Figure 8: Overview of Castlehill Flood Storage Area ‘Aquagreen’ and (right) Sutton Cross Drain and East Carr Drain sheet piling works – Courtesy of JBA-Bentley
New woodland planted could sequester more than 6000T of carbon and will offset the Castlehill construction emissions within 10 years. Some 15 years later, it will also have absorbed 50% of the East Hull capital carbon – this provided not only new habitats, but also a direct resilience benefit. The table below compares capital carbon emissions to woodland sequestration.
| Capital Carbon (materials, plant, and site works) | |
| East Hull: 5,450 tCO2e | Castlehill (planned design): 280 tCO2e |
| Total: 5,730 tCO2e | |
| Castlehill Proposed Woodland (150,000m2) | |
| Carbon sequestration after 15 years | 304 tCO2e (Castlehill capital carbon neutral) |
| Carbon sequestration after 25 years | 3,375 tCO2e (East Hull over 50% capital carbon neutral) |
| Carbon sequestration after 35 years | 5,019 tCO2e (East Hull over 85% capital carbon neutral) |
| Carbon sequestration after 55 years | 6,566 tCO2e (East Hull capital carbon neutral) |
The scheme worked directly to improve protection of neighbouring properties through re-alignment of Sutton Cross Drain further North-East (further into the floodplain), and through installation of over 140m of sheet piling along the length of Sutton Cross Drain and East Carr Drain. This also allowed for the space to create a joint wetland shelf/fish refuge in dry periods along the re-aligned drain’s route.
Overall, the scheme provides biodiversity net-gains for the following protected and priority species:
- Nesting birds (creation of scrub and woodland habitats and retention of arable farmland).
- Otters (improved water quality, fish stocks and resting areas).
- Badgers (new sett building opportunities in new woodland).
- Water voles (created marginal vegetation shelf on Sutton Cross Drain, which has previously held water voles).
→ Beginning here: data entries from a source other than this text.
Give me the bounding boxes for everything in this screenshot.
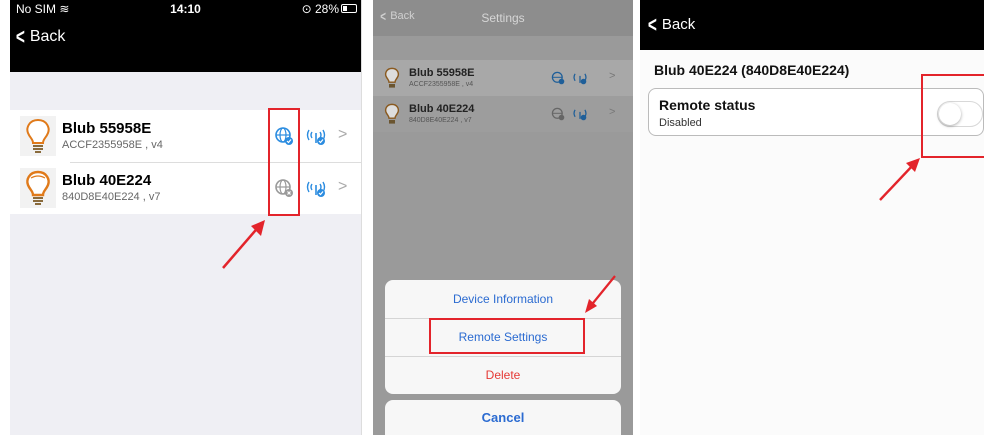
remote-signal-icon[interactable] [304, 124, 328, 148]
page-title: Settings [481, 11, 525, 25]
remote-signal-icon[interactable] [571, 69, 589, 87]
cancel-sheet: Cancel [385, 400, 621, 435]
device-list: Blub 55958E ACCF2355958E , v4 > Blub 40E… [373, 60, 633, 132]
cloud-connected-icon[interactable] [549, 69, 567, 87]
page-title: Settings [153, 30, 218, 47]
device-subtitle: 840D8E40E224 , v7 [62, 191, 161, 203]
device-subtitle: ACCF2355958E , v4 [409, 81, 474, 88]
device-name: Blub 40E224 [62, 172, 152, 189]
settings-screen: No SIM ≋ 14:10 ⊙ 28% < Back Settings Blu… [10, 0, 362, 435]
device-row[interactable]: Blub 40E224 840D8E40E224 , v7 > [10, 162, 361, 214]
tutorial-composite: No SIM ≋ 14:10 ⊙ 28% < Back Settings Blu… [0, 0, 984, 435]
device-row[interactable]: Blub 40E224 840D8E40E224 , v7 > [373, 96, 633, 132]
pointer-arrow-icon [585, 275, 616, 313]
remote-status-value: Disabled [659, 117, 702, 129]
remote-signal-icon[interactable] [571, 105, 589, 123]
delete-option[interactable]: Delete [385, 356, 621, 394]
chevron-right-icon: > [609, 70, 616, 82]
chevron-right-icon: > [609, 106, 616, 118]
status-bar: No SIM ≋ 14:10 ⊙ 28% [10, 0, 361, 18]
device-name: Blub 55958E [409, 67, 475, 79]
highlight-box [921, 74, 984, 158]
chevron-right-icon: > [338, 126, 348, 143]
cloud-disconnected-icon[interactable] [549, 105, 567, 123]
device-name: Blub 55958E [62, 120, 152, 137]
pointer-arrow-icon [879, 158, 920, 201]
bulb-icon [20, 116, 56, 156]
battery-text: ⊙ 28% [301, 2, 339, 16]
remote-status-label: Remote status [659, 97, 756, 113]
action-sheet-screen: < Back Settings Blub 55958E ACCF2355958E… [373, 0, 633, 435]
device-name: Blub 40E224 [409, 103, 475, 115]
bulb-icon [384, 67, 400, 88]
bulb-icon [384, 103, 400, 124]
highlight-box [268, 108, 300, 216]
pointer-arrow-icon [222, 220, 265, 269]
chevron-right-icon: > [338, 178, 348, 195]
bulb-icon [20, 168, 56, 208]
device-row[interactable]: Blub 55958E ACCF2355958E , v4 > [373, 60, 633, 96]
cancel-button[interactable]: Cancel [385, 400, 621, 435]
remote-setting-screen: < Back Remote setting Blub 40E224 (840D8… [640, 0, 984, 435]
device-subtitle: ACCF2355958E , v4 [62, 139, 163, 151]
device-list: Blub 55958E ACCF2355958E , v4 > Blub 40E… [10, 110, 361, 214]
device-subtitle: 840D8E40E224 , v7 [409, 117, 472, 124]
remote-signal-icon[interactable] [304, 176, 328, 200]
battery-icon [341, 4, 357, 13]
page-title: Remote setting [757, 18, 867, 35]
highlight-box [429, 318, 585, 354]
device-row[interactable]: Blub 55958E ACCF2355958E , v4 > [10, 110, 361, 162]
rotation-lock-icon: ⊙ [301, 2, 312, 16]
device-title: Blub 40E224 (840D8E40E224) [654, 62, 850, 78]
- Great Crested Newts (3 new ponds created at north of site).
Another aim of Castlehill was to improve access to and understanding of the historic environment, due to the presence of a Scheduled Ancient Monument on the site. Information boards were installed, and inclusive K-gates and barriers were fitted to provide safe entry and prevent unauthorised site access e.g., by motorbikes etc. This will protect the historic site and preserve it for future generations.
Finally, and in keeping with the requirements for improved resilience, the project also incorporated new elevated gravel laydown areas to assist effective flood incident response, see Figure 9.
Figure 9: Castlehill multi-functional site – Courtesy of JBA-Bentley
To conclude, this multi-faceted design has made provisions for a new online pumping station at East Hull and has increased resilience and social-environmental value of the flood storage area at Castlehill, achieving significant improvements to the Standard Of Protection to properties along the course of the Holderness Drain. These works were technically complex, but thanks to the ‘One Team’ focus of the JBA-Bentley joint-venture, significant design and construction challenges were overcome using innovative temporary works and digital rehearsal/delivery strategies at every step.
The solution became operational in December 2023 and has already supported effective incident response and recovery by protecting properties during six recent and consecutive storm events (Elin, Fergus, Gerrit, Henk, Isha and Jocelyn). The flood alleviation works has delivered significant improvement to the Standard Of Protection afforded to around 1000 properties, increasing from approximately 20% AEP to 0.5% AEP from fluvial and tidal events, in-line with the Humber strategy.